Unfortunately, a delay in passing further stimulus has caused more difficulties in the intervening months. This was before additional relief measures were enacted that once again improved the financial situation of millions of people.
Researchers analyzed responses from the Household Pulse Survey conducted by the US Census Bureau. This survey assesses the level of material hardship experienced by American families. Material hardship is defined as including food insecurity or the inability to cover household expenses.
According to Pulse data, there has been a decrease in difficulties following the passage of each of the three stimulus bills, including:
- The law on aid, relief and economic security against the coronavirus (CARES law) during the start of the pandemic in March 2020
- December 2020 relief bill, former President Trump enacted
- The American Rescue Plan Act signed by President Joe Biden in March 2021
This decline in the number of families facing financial hardship came at a time of record unemployment. As a result, researchers believe it was the stimulus checks and income support provisions contained in COVID-19 relief legislation that have helped improve the personal finances of so many.
This improvement was spectacular following the authorization of stimulus funds. In fact, between December 2020 and April 2021 alone, there were:
- 40% reduction in food insecurity
- 45% reduction in financial instability
- 20% reduction in adverse mental health symptoms
Low-income households experienced the largest drop in hardship rates. In particular, those with an annual income of less than $ 25,000 saw a particularly marked reduction in:
- Food insecurity
- Financial instability
- Inability to cover household expenses
Adults with children also experienced a larger decrease in financial instability, likely because the stimulus payments provided funds to both adults and dependent children. However, even many high-income households have experienced a decrease in hardship.

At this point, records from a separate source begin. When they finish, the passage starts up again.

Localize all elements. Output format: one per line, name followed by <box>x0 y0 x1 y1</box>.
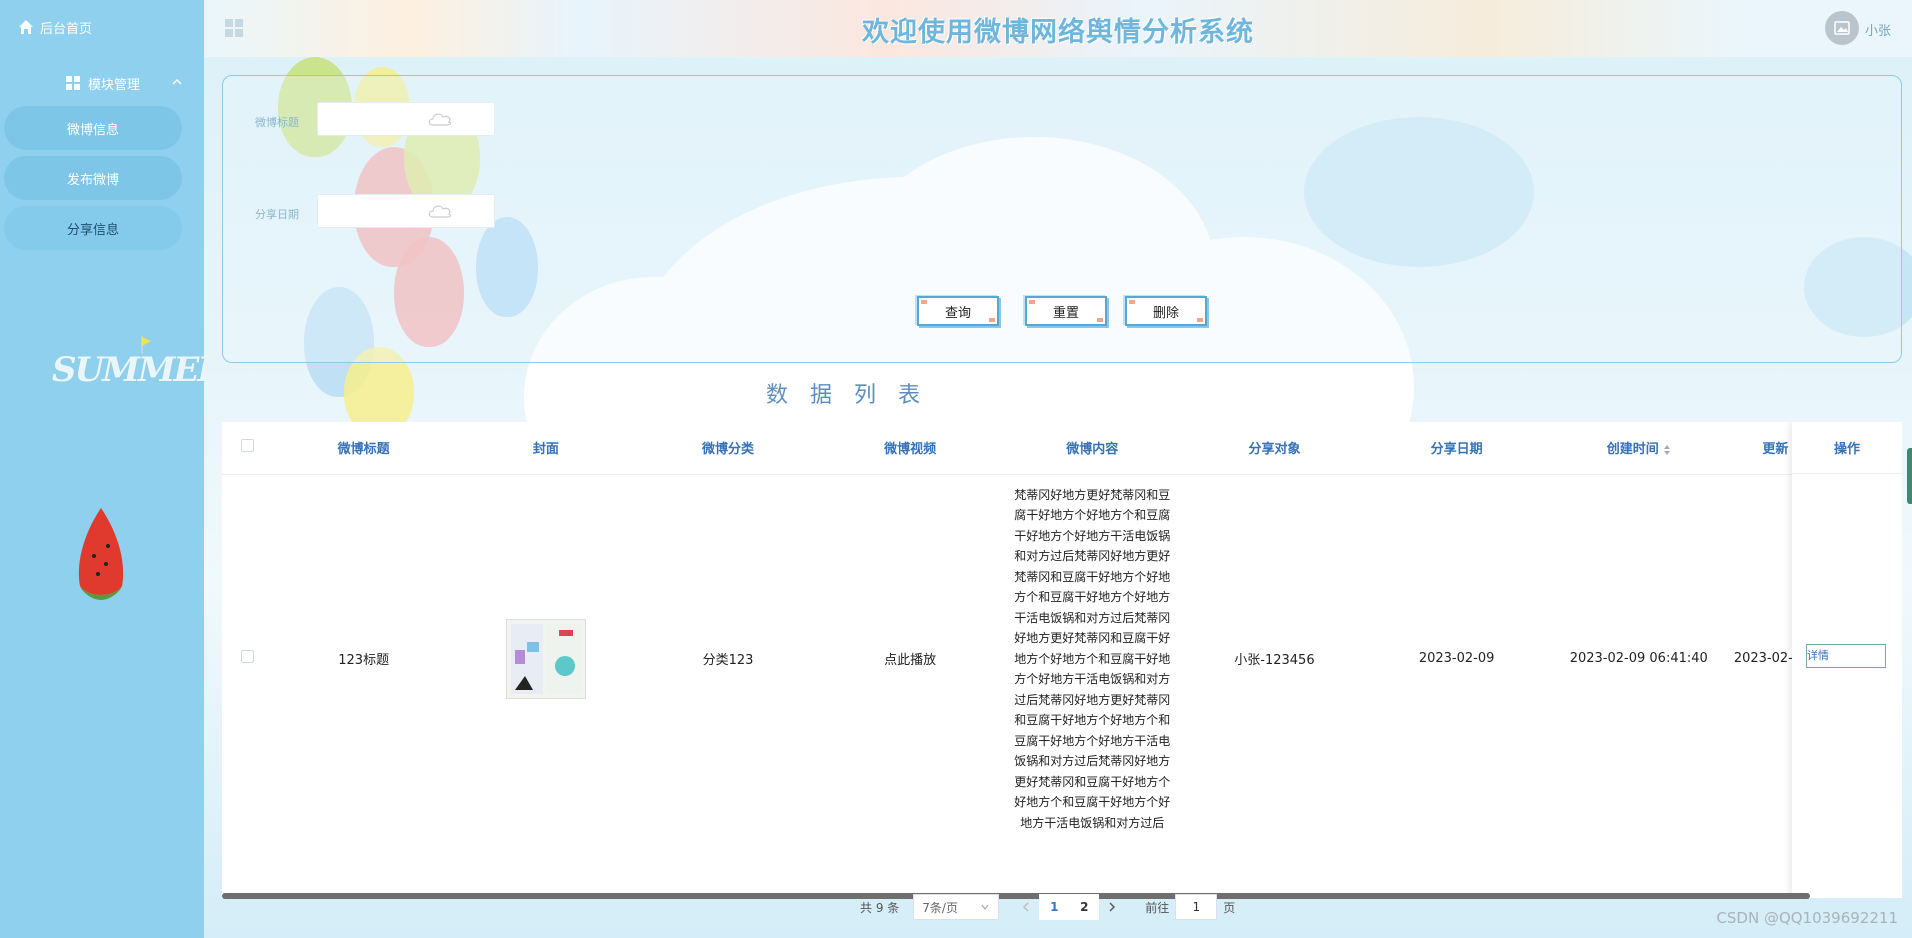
reset-button-label: 重置 <box>1052 305 1079 321</box>
summer-decoration: SUMMER <box>52 350 226 390</box>
page-size-select[interactable]: 7条/页 <box>913 894 1000 920</box>
chevron-left-icon <box>1023 902 1029 912</box>
col-header-created-label: 创建时间 <box>1606 442 1659 458</box>
watermelon-icon <box>78 508 124 600</box>
query-button-label: 查询 <box>944 305 971 321</box>
search-panel: 微博标题 分享日期 查询 重置 删除 <box>222 75 1902 363</box>
page-size-value: 7条/页 <box>922 900 958 915</box>
prev-page-button[interactable] <box>1013 894 1039 920</box>
sidebar-home-label: 后台首页 <box>40 21 93 37</box>
sidebar-module-label: 模块管理 <box>88 77 141 93</box>
home-icon <box>19 20 33 34</box>
image-icon <box>1834 21 1850 35</box>
sidebar-item-label: 发布微博 <box>66 172 119 188</box>
sidebar-item-label: 分享信息 <box>66 222 119 238</box>
goto-page-input[interactable]: 1 <box>1175 894 1218 920</box>
main-content: 微博标题 分享日期 查询 重置 删除 数据列表 微博标题 封面 微博分类 微博视… <box>204 57 1912 938</box>
sidebar-item-label: 微博信息 <box>66 122 119 138</box>
cloud-icon <box>428 205 452 218</box>
date-filter-label: 分享日期 <box>255 208 299 221</box>
row-share-target: 小张-123456 <box>1234 653 1315 669</box>
date-filter-input[interactable] <box>317 194 495 228</box>
detail-button[interactable]: 详情 <box>1806 644 1886 668</box>
side-tab-handle[interactable] <box>1907 448 1912 504</box>
col-header-category: 微博分类 <box>636 422 820 475</box>
username[interactable]: 小张 <box>1865 20 1891 39</box>
table-row: 123标题 分类123 点此播放 梵蒂冈好地方更好梵蒂冈和豆腐干好地方个好地方个… <box>222 474 1902 843</box>
chevron-down-icon <box>981 904 989 910</box>
col-header-share-date: 分享日期 <box>1365 422 1548 475</box>
select-all-checkbox[interactable] <box>240 439 254 453</box>
col-header-created[interactable]: 创建时间 <box>1547 422 1730 475</box>
col-header-title: 微博标题 <box>272 422 455 475</box>
grid-icon <box>66 76 80 90</box>
watermark: CSDN @QQ1039692211 <box>1716 909 1898 927</box>
reset-button[interactable]: 重置 <box>1025 296 1107 326</box>
list-title: 数据列表 <box>765 383 942 408</box>
sidebar-item-weibo-info[interactable]: 微博信息 <box>4 106 182 150</box>
sidebar: 后台首页 模块管理 微博信息 发布微博 分享信息 SUMMER <box>0 0 226 938</box>
goto-suffix: 页 <box>1223 900 1236 915</box>
sidebar-module-menu[interactable]: 模块管理 <box>66 72 186 94</box>
chevron-up-icon <box>172 79 182 85</box>
row-title: 123标题 <box>338 653 390 669</box>
row-checkbox[interactable] <box>240 650 254 664</box>
title-filter-input[interactable] <box>317 102 495 136</box>
table-header-row: 微博标题 封面 微博分类 微博视频 微博内容 分享对象 分享日期 创建时间 更新 <box>222 422 1902 475</box>
row-video-link[interactable]: 点此播放 <box>819 474 1001 843</box>
title-filter-label: 微博标题 <box>255 116 299 129</box>
delete-button-label: 删除 <box>1152 305 1179 321</box>
sidebar-home[interactable]: 后台首页 <box>18 16 92 38</box>
row-share-date: 2023-02-09 <box>1418 651 1495 667</box>
top-header: 欢迎使用微博网络舆情分析系统 小张 <box>204 0 1912 57</box>
page-number[interactable]: 1 <box>1039 894 1070 920</box>
total-count: 共 9 条 <box>860 900 900 915</box>
sort-icon[interactable] <box>1663 444 1671 456</box>
delete-button[interactable]: 删除 <box>1125 296 1207 326</box>
data-table: 微博标题 封面 微博分类 微博视频 微博内容 分享对象 分享日期 创建时间 更新… <box>222 422 1902 898</box>
cover-image-icon <box>510 623 581 694</box>
col-header-video: 微博视频 <box>819 422 1002 475</box>
col-header-action: 操作 <box>1792 422 1902 474</box>
col-header-cover: 封面 <box>454 422 637 475</box>
avatar[interactable] <box>1825 11 1859 45</box>
sidebar-item-share-info[interactable]: 分享信息 <box>4 206 182 250</box>
chevron-right-icon <box>1109 902 1116 912</box>
cover-thumbnail[interactable] <box>505 618 586 699</box>
goto-prefix: 前往 <box>1145 900 1170 915</box>
col-header-content: 微博内容 <box>1001 422 1184 475</box>
query-button[interactable]: 查询 <box>917 296 999 326</box>
page-title: 欢迎使用微博网络舆情分析系统 <box>862 17 1254 48</box>
row-created: 2023-02-09 06:41:40 <box>1569 651 1708 667</box>
row-category: 分类123 <box>702 653 754 669</box>
cloud-icon <box>428 113 452 126</box>
detail-button-wrap: 详情 <box>1806 644 1886 668</box>
fixed-action-column: 操作 详情 <box>1792 422 1902 898</box>
page-number[interactable]: 2 <box>1069 894 1100 920</box>
pagination: 共 9 条 7条/页 1 2 前往 1 页 <box>860 894 1235 920</box>
sidebar-item-publish[interactable]: 发布微博 <box>4 156 182 200</box>
row-content: 梵蒂冈好地方更好梵蒂冈和豆腐干好地方个好地方个和豆腐干好地方个好地方干活电饭锅和… <box>1014 487 1171 830</box>
next-page-button[interactable] <box>1099 894 1125 920</box>
col-header-share-target: 分享对象 <box>1183 422 1366 475</box>
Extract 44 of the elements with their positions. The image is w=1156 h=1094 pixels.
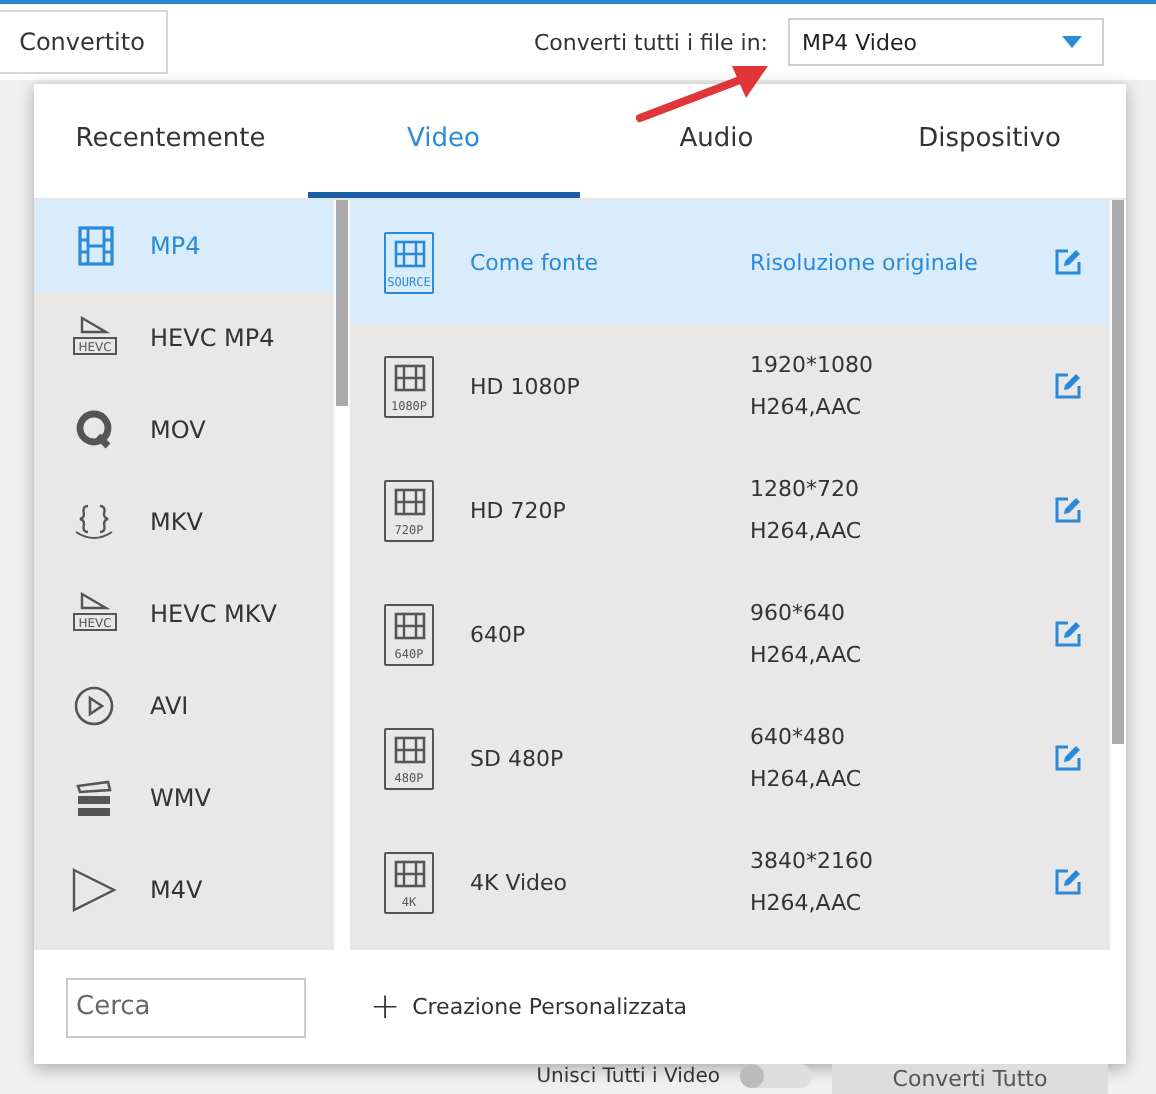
tab[interactable]: Recentemente: [34, 84, 307, 198]
triangle-icon: [70, 866, 118, 914]
merge-toggle[interactable]: [740, 1064, 812, 1088]
codec-text: H264,AAC: [750, 642, 864, 668]
preset-name: SD 480P: [470, 745, 566, 771]
preset-name: 640P: [470, 621, 528, 647]
codec-text: H264,AAC: [750, 766, 864, 792]
format-item[interactable]: M4V: [34, 844, 334, 936]
resolution-text: 960*640: [750, 600, 847, 626]
preset-name: Come fonte: [470, 249, 601, 275]
format-dropdown[interactable]: MP4 Video: [788, 18, 1104, 66]
play-icon: [70, 682, 118, 730]
codec-text: H264,AAC: [750, 518, 864, 544]
converted-button[interactable]: Convertito: [0, 10, 168, 74]
codec-text: H264,AAC: [750, 394, 864, 420]
convert-all-label: Converti tutti i file in:: [533, 29, 768, 55]
merge-label: Unisci Tutti i Video: [536, 1064, 720, 1090]
preset-name: HD 720P: [470, 497, 568, 523]
format-item[interactable]: WMV: [34, 752, 334, 844]
convert-all-button[interactable]: Converti Tutto: [832, 1064, 1108, 1094]
search-field[interactable]: Cerca: [66, 977, 306, 1037]
format-item[interactable]: MOV: [34, 384, 334, 476]
preset-name: HD 1080P: [470, 373, 582, 399]
edit-icon[interactable]: [1054, 620, 1082, 648]
tab[interactable]: Audio: [580, 84, 853, 198]
custom-create-button[interactable]: + Creazione Personalizzata: [370, 989, 688, 1025]
codec-text: H264,AAC: [750, 890, 864, 916]
tab[interactable]: Dispositivo: [853, 84, 1126, 198]
caret-icon: [1062, 36, 1082, 48]
edit-icon[interactable]: [1054, 372, 1082, 400]
edit-icon[interactable]: [1054, 744, 1082, 772]
preset-name: 4K Video: [470, 869, 570, 895]
resolution-text: 1280*720: [750, 476, 861, 502]
format-item[interactable]: AVI: [34, 660, 334, 752]
scrollbar[interactable]: [1110, 200, 1126, 950]
resolution-text: 3840*2160: [750, 848, 875, 874]
format-item[interactable]: MKV: [34, 476, 334, 568]
resolution-text: 1920*1080: [750, 352, 875, 378]
scrollbar[interactable]: [334, 200, 350, 950]
edit-icon[interactable]: [1054, 868, 1082, 896]
resolution-text: Risoluzione originale: [750, 249, 980, 275]
edit-icon[interactable]: [1054, 496, 1082, 524]
edit-icon[interactable]: [1054, 248, 1082, 276]
resolution-text: 640*480: [750, 724, 847, 750]
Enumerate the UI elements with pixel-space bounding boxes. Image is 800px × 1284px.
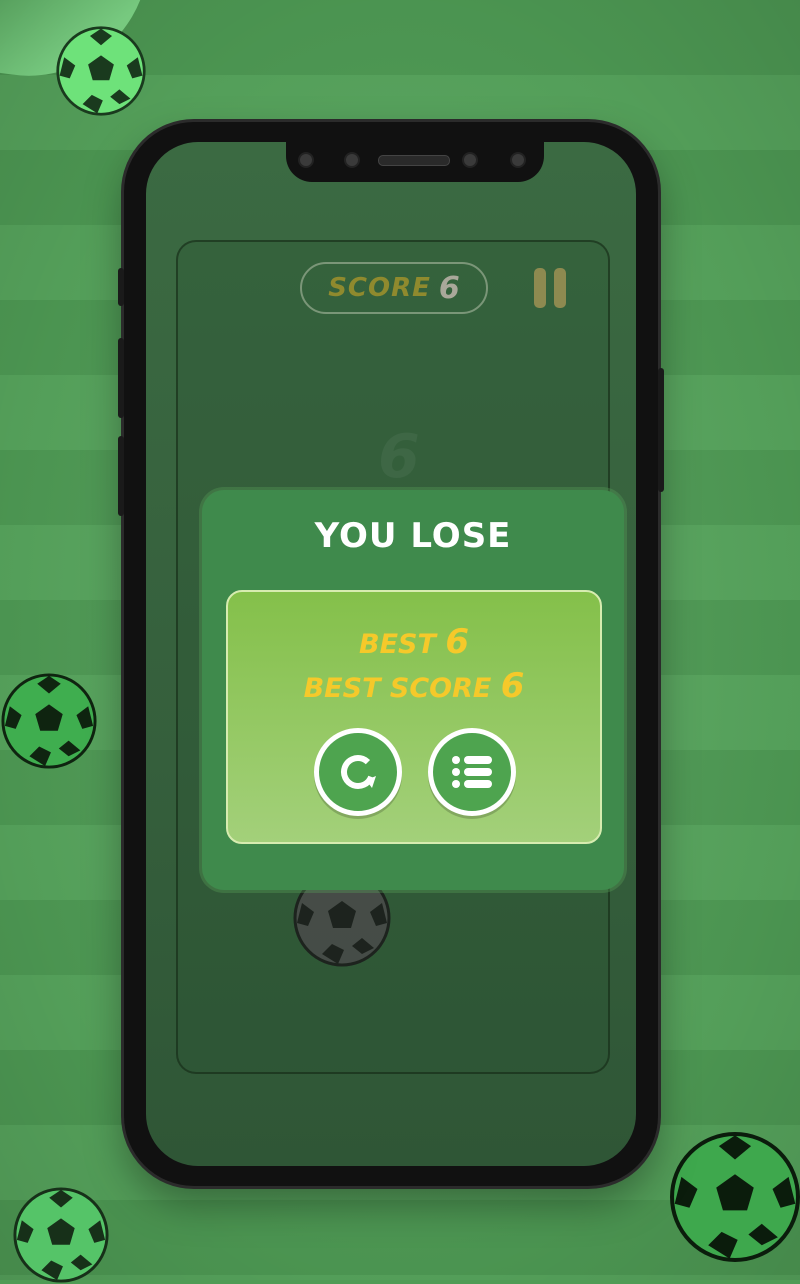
- game-over-dialog: YOU LOSE BEST 6 BEST SCORE 6: [202, 490, 624, 890]
- soccer-ball-icon: [668, 1130, 800, 1264]
- sensor-icon: [298, 152, 314, 168]
- score-display: SCORE 6: [300, 262, 488, 314]
- restart-button[interactable]: [314, 728, 402, 816]
- phone-power-button: [658, 368, 664, 492]
- best-score-stat: BEST SCORE 6: [228, 666, 600, 706]
- list-icon: [450, 752, 494, 792]
- background-score-ghost: 6: [378, 422, 420, 492]
- phone-frame: SCORE 6 6 YOU LOSE BEST 6 BEST SCORE 6: [118, 122, 664, 1186]
- best-value: 6: [445, 622, 469, 662]
- best-label: BEST: [359, 629, 436, 660]
- pause-button[interactable]: [528, 268, 572, 308]
- soccer-ball-icon: [0, 672, 98, 770]
- phone-volume-up: [118, 338, 124, 418]
- game-scene: SCORE 6 6 YOU LOSE BEST 6 BEST SCORE 6: [0, 0, 800, 1283]
- game-screen: SCORE 6 6 YOU LOSE BEST 6 BEST SCORE 6: [146, 142, 636, 1166]
- camera-icon: [344, 152, 360, 168]
- phone-side-button: [118, 268, 124, 306]
- results-panel: BEST 6 BEST SCORE 6: [226, 590, 602, 844]
- score-value: 6: [438, 270, 460, 306]
- dialog-title: YOU LOSE: [314, 516, 512, 556]
- sensor-icon: [510, 152, 526, 168]
- best-score-label: BEST SCORE: [303, 673, 492, 704]
- best-stat: BEST 6: [228, 622, 600, 662]
- menu-button[interactable]: [428, 728, 516, 816]
- restart-icon: [336, 750, 380, 794]
- pause-icon: [554, 268, 566, 308]
- camera-icon: [462, 152, 478, 168]
- score-label: SCORE: [328, 273, 431, 303]
- phone-notch: [286, 142, 544, 182]
- soccer-ball-icon: [55, 25, 147, 117]
- pause-icon: [534, 268, 546, 308]
- phone-volume-down: [118, 436, 124, 516]
- soccer-ball-icon: [12, 1186, 110, 1284]
- best-score-value: 6: [500, 666, 525, 706]
- earpiece-speaker: [378, 155, 450, 166]
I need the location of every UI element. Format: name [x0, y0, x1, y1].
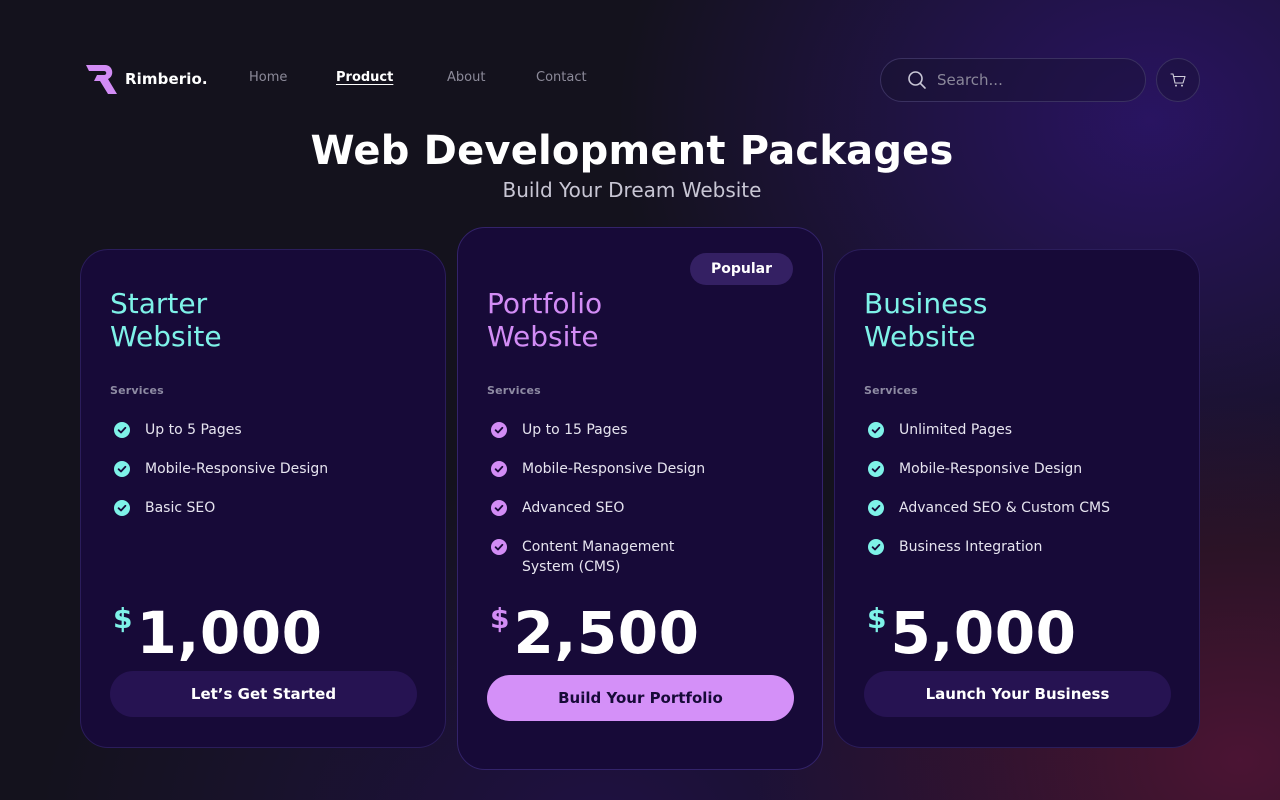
- plan-price: $ 5,000: [867, 600, 1076, 666]
- brand-logo[interactable]: Rimberio.: [84, 62, 208, 96]
- plan-title: Starter Website: [110, 287, 410, 353]
- services-label: Services: [864, 384, 918, 397]
- feature-item: Content Management System (CMS): [491, 539, 791, 577]
- check-circle-icon: [868, 422, 884, 438]
- page-subtitle: Build Your Dream Website: [502, 178, 762, 202]
- feature-item: Basic SEO: [114, 500, 414, 518]
- feature-text: Mobile-Responsive Design: [145, 461, 329, 477]
- price-amount: 1,000: [136, 599, 323, 667]
- popular-badge: Popular: [689, 253, 793, 285]
- feature-item: Up to 15 Pages: [491, 422, 791, 440]
- page-title: Web Development Packages: [310, 128, 954, 174]
- plan-title-line-1: Starter: [110, 287, 208, 320]
- feature-text: Mobile-Responsive Design: [899, 461, 1083, 477]
- nav-link-home[interactable]: Home: [249, 70, 287, 85]
- plan-card-portfolio: Popular Portfolio Website Services Up to…: [457, 227, 823, 770]
- feature-item: Advanced SEO: [491, 500, 791, 518]
- feature-text: Content Management System (CMS): [522, 539, 675, 575]
- check-circle-icon: [491, 500, 507, 516]
- plan-title-line-2: Website: [864, 320, 976, 353]
- plan-price: $ 1,000: [113, 600, 322, 666]
- check-circle-icon: [491, 539, 507, 555]
- nav-link-contact[interactable]: Contact: [536, 70, 587, 85]
- feature-text: Up to 5 Pages: [145, 422, 242, 438]
- check-circle-icon: [114, 461, 130, 477]
- feature-item: Mobile-Responsive Design: [114, 461, 414, 479]
- cart-button[interactable]: [1156, 58, 1200, 102]
- price-amount: 5,000: [890, 599, 1077, 667]
- check-circle-icon: [114, 422, 130, 438]
- plan-card-business: Business Website Services Unlimited Page…: [834, 249, 1200, 748]
- plan-price: $ 2,500: [490, 600, 699, 666]
- feature-text: Basic SEO: [145, 500, 216, 516]
- search-input[interactable]: [937, 71, 1127, 89]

The pandemic has resulted in massive unemployment and an unprecedented economic and public health catastrophe. Despite such difficulties, the researchers concluded that the actions taken by the federal government “in the form of strong and large-scale cash income transfers” helped to avoid hardship and, in some cases, to reduce suffering.
Lawmakers shaping policy goals for the future may want to keep this research in mind, especially if the economic recovery does not occur as quickly as hoped.